Марина подняла на неё глаза. Взгляд был спокойный, но тяжёлый. Она больше не чувствовала ни обиды, ни злости. Только ледяную усталость.

— Это квартиры моих покойных родителей, Тамара Игоревна. Они хотели, чтобы я была обеспечена. Это их воля, и я её выполню. Ничего и никому я переписывать не буду.

Свекровь ахнула, схватилась за сердце и картинно откинулась на спинку стула. Её лицо приобрело страдальческое выражение.
— Вот она, твоя жена, Кирилл! Слышал? Родную мать до инфаркта доводит! Ни капли сочувствия! Каменное сердце! Я так и знала, что добром это не кончится, я тебя предупреждала!

Кирилл резко обернулся. В его глазах полыхнул гнев.
— Мама, хватит спектаклей. Ты прекрасно себя чувствуешь. Мы не будем отдавать квартиру Олегу. Он взрослый мужчина, пусть сам решает свои проблемы. Пойдём, я тебя провожу.

Он взял её под локоть, но Тамара Игоревна вырвала руку. Она вскочила, её лицо исказилось от ярости.
— Я сама уйду! И ноги моей больше в этом доме не будет! В доме, где родного сына ни во что не ставят! Попомнишь мои слова, Кирилл! Ох, попомнишь! — прошипела она и, не глядя на Марину, вылетела в коридор.

Хлопнула входная дверь. В квартире повисла звенящая тишина. Кирилл так и остался стоять посреди кухни, глядя на пустой стул, где только что сидела его мать. Марина молча подошла к раковине и вылила так и не выпитый чай. Вечер был безнадёжно испорчен. И она чувствовала, что это только начало.

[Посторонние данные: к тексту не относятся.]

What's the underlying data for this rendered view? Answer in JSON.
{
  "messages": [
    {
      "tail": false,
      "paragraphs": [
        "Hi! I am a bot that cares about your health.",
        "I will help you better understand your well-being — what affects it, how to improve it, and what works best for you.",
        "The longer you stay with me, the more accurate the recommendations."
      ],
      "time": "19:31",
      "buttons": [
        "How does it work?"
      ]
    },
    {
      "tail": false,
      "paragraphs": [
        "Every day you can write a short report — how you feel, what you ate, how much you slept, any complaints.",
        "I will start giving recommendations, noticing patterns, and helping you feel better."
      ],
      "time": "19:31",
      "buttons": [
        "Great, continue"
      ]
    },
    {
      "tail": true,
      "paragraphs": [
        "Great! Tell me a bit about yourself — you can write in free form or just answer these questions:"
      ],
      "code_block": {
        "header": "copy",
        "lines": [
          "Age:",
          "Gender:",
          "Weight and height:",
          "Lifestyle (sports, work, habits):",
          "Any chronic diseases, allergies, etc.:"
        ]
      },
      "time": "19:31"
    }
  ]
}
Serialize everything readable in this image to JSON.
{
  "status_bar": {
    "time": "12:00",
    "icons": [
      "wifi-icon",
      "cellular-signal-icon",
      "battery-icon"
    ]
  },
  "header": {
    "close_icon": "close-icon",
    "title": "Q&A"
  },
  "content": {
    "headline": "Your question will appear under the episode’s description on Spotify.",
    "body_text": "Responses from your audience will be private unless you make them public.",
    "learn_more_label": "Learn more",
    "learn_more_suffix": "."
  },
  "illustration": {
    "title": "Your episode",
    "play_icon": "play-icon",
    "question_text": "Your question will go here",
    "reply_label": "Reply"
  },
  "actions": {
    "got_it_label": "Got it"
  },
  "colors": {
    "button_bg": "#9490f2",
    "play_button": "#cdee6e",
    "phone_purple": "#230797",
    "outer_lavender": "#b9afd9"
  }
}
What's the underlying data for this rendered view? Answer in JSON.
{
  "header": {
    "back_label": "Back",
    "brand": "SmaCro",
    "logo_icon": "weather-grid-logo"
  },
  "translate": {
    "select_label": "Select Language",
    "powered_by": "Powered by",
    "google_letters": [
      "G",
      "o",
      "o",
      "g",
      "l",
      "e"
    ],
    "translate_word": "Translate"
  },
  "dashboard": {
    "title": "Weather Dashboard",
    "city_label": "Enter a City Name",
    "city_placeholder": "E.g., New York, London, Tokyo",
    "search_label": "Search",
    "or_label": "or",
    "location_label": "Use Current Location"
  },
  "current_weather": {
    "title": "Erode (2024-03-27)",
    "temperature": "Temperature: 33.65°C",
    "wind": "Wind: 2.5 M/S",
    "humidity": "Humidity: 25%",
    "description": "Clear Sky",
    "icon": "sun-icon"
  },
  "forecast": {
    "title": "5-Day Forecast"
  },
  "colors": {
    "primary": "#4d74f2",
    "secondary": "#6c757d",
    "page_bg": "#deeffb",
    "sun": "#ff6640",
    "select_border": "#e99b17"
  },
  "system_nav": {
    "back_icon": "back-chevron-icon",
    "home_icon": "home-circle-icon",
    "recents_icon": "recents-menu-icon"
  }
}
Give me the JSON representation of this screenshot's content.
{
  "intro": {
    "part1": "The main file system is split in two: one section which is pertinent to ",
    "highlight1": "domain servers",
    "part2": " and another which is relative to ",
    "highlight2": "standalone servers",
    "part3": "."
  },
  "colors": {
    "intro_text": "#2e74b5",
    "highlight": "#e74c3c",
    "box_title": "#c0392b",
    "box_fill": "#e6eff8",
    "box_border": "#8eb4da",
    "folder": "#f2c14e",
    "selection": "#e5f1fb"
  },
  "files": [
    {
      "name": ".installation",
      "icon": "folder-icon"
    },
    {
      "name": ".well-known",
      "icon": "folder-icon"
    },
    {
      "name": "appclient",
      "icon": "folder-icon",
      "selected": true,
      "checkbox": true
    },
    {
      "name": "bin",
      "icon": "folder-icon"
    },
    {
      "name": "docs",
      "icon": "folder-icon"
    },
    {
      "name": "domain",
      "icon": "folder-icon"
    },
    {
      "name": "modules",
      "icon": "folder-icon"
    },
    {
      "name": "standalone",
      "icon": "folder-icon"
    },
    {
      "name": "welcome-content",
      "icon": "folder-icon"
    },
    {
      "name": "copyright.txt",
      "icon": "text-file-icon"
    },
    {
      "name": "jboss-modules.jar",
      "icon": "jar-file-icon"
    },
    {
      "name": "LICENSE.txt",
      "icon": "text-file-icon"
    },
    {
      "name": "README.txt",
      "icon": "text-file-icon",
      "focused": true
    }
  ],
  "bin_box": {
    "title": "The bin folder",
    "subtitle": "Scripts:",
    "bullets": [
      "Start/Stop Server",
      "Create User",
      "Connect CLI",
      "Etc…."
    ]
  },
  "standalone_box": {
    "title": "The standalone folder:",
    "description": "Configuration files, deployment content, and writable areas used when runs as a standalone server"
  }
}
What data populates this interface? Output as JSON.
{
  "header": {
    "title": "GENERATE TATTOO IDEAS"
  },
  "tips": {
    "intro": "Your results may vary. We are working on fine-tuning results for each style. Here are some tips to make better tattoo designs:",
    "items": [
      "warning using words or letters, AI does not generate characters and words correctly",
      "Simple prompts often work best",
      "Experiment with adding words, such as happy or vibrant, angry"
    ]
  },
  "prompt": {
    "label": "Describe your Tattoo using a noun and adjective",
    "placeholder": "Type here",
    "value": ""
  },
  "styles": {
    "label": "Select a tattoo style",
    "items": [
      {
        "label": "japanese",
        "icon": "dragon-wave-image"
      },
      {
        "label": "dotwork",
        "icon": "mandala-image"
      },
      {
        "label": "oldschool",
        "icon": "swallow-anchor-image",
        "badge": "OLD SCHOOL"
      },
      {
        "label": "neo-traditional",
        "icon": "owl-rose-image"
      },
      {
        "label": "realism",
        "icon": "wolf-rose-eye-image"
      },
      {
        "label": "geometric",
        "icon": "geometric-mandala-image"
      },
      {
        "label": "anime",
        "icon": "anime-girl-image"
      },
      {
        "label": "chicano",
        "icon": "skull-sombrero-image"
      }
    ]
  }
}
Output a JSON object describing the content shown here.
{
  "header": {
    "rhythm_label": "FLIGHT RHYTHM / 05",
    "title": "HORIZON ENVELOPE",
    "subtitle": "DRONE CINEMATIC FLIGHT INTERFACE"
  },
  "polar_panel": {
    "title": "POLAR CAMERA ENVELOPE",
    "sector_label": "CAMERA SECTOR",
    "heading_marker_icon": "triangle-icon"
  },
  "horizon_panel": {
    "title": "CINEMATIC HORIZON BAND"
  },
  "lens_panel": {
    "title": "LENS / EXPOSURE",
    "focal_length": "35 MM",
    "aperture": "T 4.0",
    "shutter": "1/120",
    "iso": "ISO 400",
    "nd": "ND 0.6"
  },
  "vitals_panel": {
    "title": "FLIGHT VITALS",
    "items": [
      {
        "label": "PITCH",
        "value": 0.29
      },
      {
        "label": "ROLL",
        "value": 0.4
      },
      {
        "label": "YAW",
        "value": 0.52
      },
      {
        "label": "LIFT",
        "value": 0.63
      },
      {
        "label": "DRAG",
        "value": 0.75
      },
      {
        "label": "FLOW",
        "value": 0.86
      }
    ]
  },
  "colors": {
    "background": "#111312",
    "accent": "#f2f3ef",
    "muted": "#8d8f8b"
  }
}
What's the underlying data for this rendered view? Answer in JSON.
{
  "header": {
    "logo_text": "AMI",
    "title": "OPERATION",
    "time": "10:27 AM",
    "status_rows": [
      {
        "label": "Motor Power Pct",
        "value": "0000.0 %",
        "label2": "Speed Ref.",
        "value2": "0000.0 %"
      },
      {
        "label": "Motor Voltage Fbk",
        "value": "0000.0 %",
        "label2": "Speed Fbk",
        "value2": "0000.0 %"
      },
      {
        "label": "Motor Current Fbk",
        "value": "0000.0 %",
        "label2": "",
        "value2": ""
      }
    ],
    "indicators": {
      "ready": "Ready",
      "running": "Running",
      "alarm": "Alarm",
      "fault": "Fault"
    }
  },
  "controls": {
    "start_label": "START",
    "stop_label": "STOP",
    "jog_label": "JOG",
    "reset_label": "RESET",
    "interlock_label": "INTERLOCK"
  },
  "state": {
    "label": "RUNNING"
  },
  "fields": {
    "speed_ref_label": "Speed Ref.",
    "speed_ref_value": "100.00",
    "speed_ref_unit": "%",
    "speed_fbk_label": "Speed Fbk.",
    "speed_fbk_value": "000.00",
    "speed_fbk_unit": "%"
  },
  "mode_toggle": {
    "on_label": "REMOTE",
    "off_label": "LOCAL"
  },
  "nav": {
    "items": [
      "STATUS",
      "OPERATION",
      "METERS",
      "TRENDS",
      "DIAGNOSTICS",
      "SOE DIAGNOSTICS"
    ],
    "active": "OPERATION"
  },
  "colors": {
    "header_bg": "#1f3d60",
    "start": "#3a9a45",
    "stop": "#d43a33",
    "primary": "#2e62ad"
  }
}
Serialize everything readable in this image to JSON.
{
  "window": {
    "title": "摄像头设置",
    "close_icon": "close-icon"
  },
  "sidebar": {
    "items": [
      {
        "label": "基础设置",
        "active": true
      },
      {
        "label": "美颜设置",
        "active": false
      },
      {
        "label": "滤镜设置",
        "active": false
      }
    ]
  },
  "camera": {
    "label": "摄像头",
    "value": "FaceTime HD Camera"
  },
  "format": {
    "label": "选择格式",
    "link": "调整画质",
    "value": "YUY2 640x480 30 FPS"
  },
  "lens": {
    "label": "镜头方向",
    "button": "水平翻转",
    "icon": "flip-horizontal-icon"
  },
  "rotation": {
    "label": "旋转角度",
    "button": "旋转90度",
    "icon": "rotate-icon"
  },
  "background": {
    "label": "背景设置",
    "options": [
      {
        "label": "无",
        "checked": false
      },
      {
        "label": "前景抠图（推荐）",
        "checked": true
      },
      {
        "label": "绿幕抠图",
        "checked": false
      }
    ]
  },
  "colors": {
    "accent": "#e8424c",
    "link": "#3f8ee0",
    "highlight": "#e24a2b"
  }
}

Следующие несколько недель превратились в тихий ад. Тамара Игоревна не звонила им напрямую. Она избрала другую тактику — тактику выжженной земли. Она обзванивала всю родню, от двоюродных тёток до троюродных племянников, и живописала им в красках, какая у Кирилла бессердечная и жадная жена.

— Представляешь, сидит на трёх квартирах! — вещала она в трубку тёте Вере из Саратова. — А мой Олежек, кровиночка моя, мыкается! А эта… Марина… сказала, что ей плевать на наших детей! Сказала, что скорее удавится, чем копейку даст!

К концу недели Марина превратилась в глазах родственников в монстра. Ей звонила двоюродная сестра мужа и с плохо скрываемым осуждением интересовалась, почему она не хочет помочь Олегу. Звонил дядя Кирилла и басом увещевал, что «семья — это главное».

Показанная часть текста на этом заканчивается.